Digital Jewelry Photography Solutions >> Tips and Advice >> Buying Photos


Advertising agencies, jewelry designers and Internet jewelry retailers are rethinking their approach to the use of 'internet' imaging and are prepared to allocate and spend more money on better digital jewelry photography. How much are you prepared to pay a jewelry photographer to take the best photographs of your jewels? It depends on your budget and the end use for the image.

A number of years ago catalog and advertising photography was produced strictly from images photographed on film. There was no alternative but finding a good photographer who would produce excellent images. A photograph had to be sharp, well lit, well exposed and properly color separated.
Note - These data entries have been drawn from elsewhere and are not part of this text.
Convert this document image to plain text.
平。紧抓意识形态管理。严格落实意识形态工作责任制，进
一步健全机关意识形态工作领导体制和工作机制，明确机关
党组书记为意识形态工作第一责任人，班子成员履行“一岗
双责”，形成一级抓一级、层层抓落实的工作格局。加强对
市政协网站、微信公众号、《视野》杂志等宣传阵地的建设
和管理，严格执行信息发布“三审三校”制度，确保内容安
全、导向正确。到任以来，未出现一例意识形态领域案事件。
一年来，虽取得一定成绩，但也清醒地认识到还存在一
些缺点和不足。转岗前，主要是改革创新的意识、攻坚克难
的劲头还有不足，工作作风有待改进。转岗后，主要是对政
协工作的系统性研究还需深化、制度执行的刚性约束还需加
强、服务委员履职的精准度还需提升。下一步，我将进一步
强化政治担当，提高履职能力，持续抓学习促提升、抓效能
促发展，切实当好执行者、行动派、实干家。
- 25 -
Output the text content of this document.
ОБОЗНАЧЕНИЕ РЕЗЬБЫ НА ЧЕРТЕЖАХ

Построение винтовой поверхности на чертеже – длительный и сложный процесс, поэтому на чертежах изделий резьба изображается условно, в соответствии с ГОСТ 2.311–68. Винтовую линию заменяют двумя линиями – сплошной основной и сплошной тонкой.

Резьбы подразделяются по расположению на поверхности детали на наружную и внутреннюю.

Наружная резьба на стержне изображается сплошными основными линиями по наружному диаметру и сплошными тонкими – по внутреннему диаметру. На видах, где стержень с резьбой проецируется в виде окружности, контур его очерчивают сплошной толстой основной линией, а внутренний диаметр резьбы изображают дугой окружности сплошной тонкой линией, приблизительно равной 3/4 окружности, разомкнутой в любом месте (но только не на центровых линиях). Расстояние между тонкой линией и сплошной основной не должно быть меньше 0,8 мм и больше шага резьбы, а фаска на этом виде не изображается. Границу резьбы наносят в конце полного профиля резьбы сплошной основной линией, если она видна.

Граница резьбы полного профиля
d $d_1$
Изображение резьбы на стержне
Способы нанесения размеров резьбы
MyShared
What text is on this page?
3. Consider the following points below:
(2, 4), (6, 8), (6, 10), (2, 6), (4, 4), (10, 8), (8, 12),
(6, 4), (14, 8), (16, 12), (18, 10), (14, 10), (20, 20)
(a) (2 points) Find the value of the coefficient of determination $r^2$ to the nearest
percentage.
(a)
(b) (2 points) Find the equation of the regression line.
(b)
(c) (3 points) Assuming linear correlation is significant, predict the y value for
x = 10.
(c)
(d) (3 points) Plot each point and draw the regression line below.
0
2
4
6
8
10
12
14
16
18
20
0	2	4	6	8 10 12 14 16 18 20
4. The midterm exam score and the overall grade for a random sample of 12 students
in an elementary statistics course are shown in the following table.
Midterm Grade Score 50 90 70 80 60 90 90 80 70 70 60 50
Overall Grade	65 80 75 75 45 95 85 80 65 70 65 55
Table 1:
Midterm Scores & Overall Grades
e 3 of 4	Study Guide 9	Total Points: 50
There were no shortcuts - the quality of the image had to be very good. A full-page cover was the limit of what 35mm film could usefully deliver. In the beginning of the digital evolution, there were problems in maintaining quality images through the process of shooting, cropping and color correcting. Today, digital technology has not only surpassed the quality of film - it has made film unproductive for commercial use! And yet, many companies seem to be cutting back on their jewelry photography budgets. Why? Because they don't see the point in spending good money on an


image that will end up two inches wide on a web page. Internet images are about 250 pixels wide. Even images that are slightly fuzzy hold up well at this resolution. The images are so small, perhaps you don't feel you can justify the cost of hiring a professional jewelry photographer to take photographs.

This isn't because digital imaging makes jewelry photography easier to take - a good 35mm camera is just as capable and costs less. But with the lower resolution images that are displayed on a monitor, someone, somewhere in a factory, design studio, or retail store has decided that lower quality imagery is totally acceptable! However, photography is still a skill and an art. Buying a food processor doesn't turn you into a cook, and investing in a digital camera doesn't make you a jewelry photographer.

It is now even more important for web images to be well photographed, large, sharp and true-to-life in order to turn a web page into a sale-closing tool. Advertising agencies that created Internet presence for many leading retail jewelers in the past are now rethinking their approach. Why? Because good images, originally photographed for the Internet, can also be used for a multitude of other advertising purposes such as catalogs or magazine advertisements. There is also the consideration of improvements in technology, and the resolution of computer monitors. At the moment, computer monitors average about 15-17 inches in diagonal width. 

Their resolution is about 72-96 dots per inch, and a 250-pixel image appears to be about three inches wide.

But monitor technology is improving, and will ultimately be comparable with print resolutions. When we have 300 dpi monitors, that three-inch image is going to have to be much better. In effect, we will have gone full circle and will need to put the same amount of thought and consideration into our online jewelry photography as we do for print. And all those grainy, blurry 250-pixel images we have in our archive are going to be useless.

Why wait for the future? Improve the way your images are taken and presented now and your 'online presence' will thank you for it. Make sure that you receive from your jewelry photographer a high resolution version of the image you are paying for. Archiving those images will safeguard your investment and save you from additional expense in the future.